Separation and individuality are a beautiful thing, as are bow ties; but when you spend a lifetime viewing the world solely through this lense, it can make the end of life a bit scary. This is because death is the most widely recognized transition out of individuality: your body finally gives up the fight to maintain its boundaries, and you begin the process of decomposition. In a wild setting, nature quickly reclaims our remains, but in society, we try so hard to maintain each other’s individuality that we box up the dead into thick sturdy coffins to protect them from the ground they’re buried in.


My last hospice patient had a fear of being alone in his final months. I believe this was because he was having near-death experiences or visions that were all hinting at his impending blurring of lines. In favor of holding onto the identity he had so beautifully crafted in this life, he rejected the visions by anchoring himself to the living. Like the process of dying, even the idea of seeing spirits scares so many of us because the supernatural is a reminder that everything we learned about our reality and individuality is at best half true.



Silhouetted parents fading away as child remains
"A thing is not beautiful because it lasts."
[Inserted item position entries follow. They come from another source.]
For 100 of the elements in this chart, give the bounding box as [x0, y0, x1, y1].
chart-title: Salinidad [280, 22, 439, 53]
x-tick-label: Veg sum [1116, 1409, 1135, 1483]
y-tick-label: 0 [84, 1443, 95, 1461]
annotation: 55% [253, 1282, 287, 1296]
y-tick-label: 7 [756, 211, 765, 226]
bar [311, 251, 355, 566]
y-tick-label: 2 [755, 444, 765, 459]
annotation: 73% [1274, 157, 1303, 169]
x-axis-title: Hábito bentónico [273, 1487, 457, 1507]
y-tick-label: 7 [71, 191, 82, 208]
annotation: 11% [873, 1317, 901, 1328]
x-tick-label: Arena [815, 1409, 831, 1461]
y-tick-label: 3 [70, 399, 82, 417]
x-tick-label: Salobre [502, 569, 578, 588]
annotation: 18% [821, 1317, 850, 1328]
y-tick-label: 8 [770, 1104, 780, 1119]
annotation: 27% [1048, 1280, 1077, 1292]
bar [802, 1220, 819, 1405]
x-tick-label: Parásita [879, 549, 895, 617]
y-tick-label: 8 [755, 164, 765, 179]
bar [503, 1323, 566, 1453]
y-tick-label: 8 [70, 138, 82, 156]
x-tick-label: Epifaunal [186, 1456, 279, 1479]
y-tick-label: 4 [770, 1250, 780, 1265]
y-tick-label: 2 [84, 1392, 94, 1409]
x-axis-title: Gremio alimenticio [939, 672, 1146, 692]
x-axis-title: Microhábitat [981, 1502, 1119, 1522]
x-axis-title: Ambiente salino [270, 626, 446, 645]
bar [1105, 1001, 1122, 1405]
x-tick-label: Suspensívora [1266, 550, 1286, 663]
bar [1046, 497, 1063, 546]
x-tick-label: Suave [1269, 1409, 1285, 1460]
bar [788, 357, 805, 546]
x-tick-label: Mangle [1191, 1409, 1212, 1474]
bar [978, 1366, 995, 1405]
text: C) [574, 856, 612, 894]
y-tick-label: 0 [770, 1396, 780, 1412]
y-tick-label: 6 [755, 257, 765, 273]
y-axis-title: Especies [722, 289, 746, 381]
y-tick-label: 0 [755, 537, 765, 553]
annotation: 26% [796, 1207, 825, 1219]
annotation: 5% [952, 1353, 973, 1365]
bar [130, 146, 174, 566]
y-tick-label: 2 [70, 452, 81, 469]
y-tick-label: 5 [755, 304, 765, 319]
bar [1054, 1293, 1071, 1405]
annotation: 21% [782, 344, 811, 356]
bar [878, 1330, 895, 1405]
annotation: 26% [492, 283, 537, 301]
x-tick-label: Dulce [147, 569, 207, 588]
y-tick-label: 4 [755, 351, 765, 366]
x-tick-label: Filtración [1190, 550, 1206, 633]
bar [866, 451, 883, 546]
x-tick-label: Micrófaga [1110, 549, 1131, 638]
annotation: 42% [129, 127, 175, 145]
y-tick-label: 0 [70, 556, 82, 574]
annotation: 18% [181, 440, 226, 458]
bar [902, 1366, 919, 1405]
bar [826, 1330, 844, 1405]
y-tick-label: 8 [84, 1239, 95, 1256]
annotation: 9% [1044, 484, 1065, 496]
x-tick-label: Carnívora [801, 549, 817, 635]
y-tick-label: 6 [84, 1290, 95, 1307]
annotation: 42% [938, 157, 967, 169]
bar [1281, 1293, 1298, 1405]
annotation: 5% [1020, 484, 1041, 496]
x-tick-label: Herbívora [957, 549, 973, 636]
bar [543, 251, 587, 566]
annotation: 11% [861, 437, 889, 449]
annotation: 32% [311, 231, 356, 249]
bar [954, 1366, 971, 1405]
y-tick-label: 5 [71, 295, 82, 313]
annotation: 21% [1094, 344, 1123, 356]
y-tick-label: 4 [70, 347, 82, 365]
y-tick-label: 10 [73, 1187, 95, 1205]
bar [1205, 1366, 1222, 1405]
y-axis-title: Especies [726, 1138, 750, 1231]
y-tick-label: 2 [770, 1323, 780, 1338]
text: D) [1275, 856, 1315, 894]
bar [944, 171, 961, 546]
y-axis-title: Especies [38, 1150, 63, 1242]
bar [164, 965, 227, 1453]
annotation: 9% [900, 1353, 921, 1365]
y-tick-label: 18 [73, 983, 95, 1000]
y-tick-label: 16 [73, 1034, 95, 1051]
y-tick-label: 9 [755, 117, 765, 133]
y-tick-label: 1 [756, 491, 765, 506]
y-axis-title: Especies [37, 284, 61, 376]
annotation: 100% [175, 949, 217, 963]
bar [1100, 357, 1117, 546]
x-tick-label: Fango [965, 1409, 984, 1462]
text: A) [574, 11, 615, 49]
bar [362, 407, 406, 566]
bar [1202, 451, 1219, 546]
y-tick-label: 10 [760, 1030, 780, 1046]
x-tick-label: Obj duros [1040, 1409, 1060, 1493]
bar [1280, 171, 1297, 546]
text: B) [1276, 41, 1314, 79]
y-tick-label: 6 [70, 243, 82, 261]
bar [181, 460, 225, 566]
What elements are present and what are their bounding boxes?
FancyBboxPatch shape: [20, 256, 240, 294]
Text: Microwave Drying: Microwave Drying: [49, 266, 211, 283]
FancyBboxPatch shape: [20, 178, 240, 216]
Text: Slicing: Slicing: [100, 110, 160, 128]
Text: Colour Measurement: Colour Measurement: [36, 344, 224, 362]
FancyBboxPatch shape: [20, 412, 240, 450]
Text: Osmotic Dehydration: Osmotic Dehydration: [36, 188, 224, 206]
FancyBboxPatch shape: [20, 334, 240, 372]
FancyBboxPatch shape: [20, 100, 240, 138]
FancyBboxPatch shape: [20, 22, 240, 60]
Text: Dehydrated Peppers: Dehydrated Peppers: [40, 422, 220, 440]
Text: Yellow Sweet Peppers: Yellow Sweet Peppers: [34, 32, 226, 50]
In closing, instead of focusing on the differences, I wish to consider the similarities between Death and everyday Life: we spend our entire lives dying, and being reborn- for we are not the same person today -physically or mentally- that we were the day we entered high school, thank God. In the same way we welcome major transitions in everyday life- birthdays (child-to-adult), first girlfriends (desperate-to-awkward), graduations (student-to-practitioner), marriages (single-to-team)- there are plenty of reasons to welcome the passing of a life well lived (fatigued-to-rested, vulnerable-to-guardian, and pained-to-peaceful). If I may sum up my admittedly limited experience on the collective understanding of life after death: that which follows a beautiful life, is not so different from the beauty of life itself.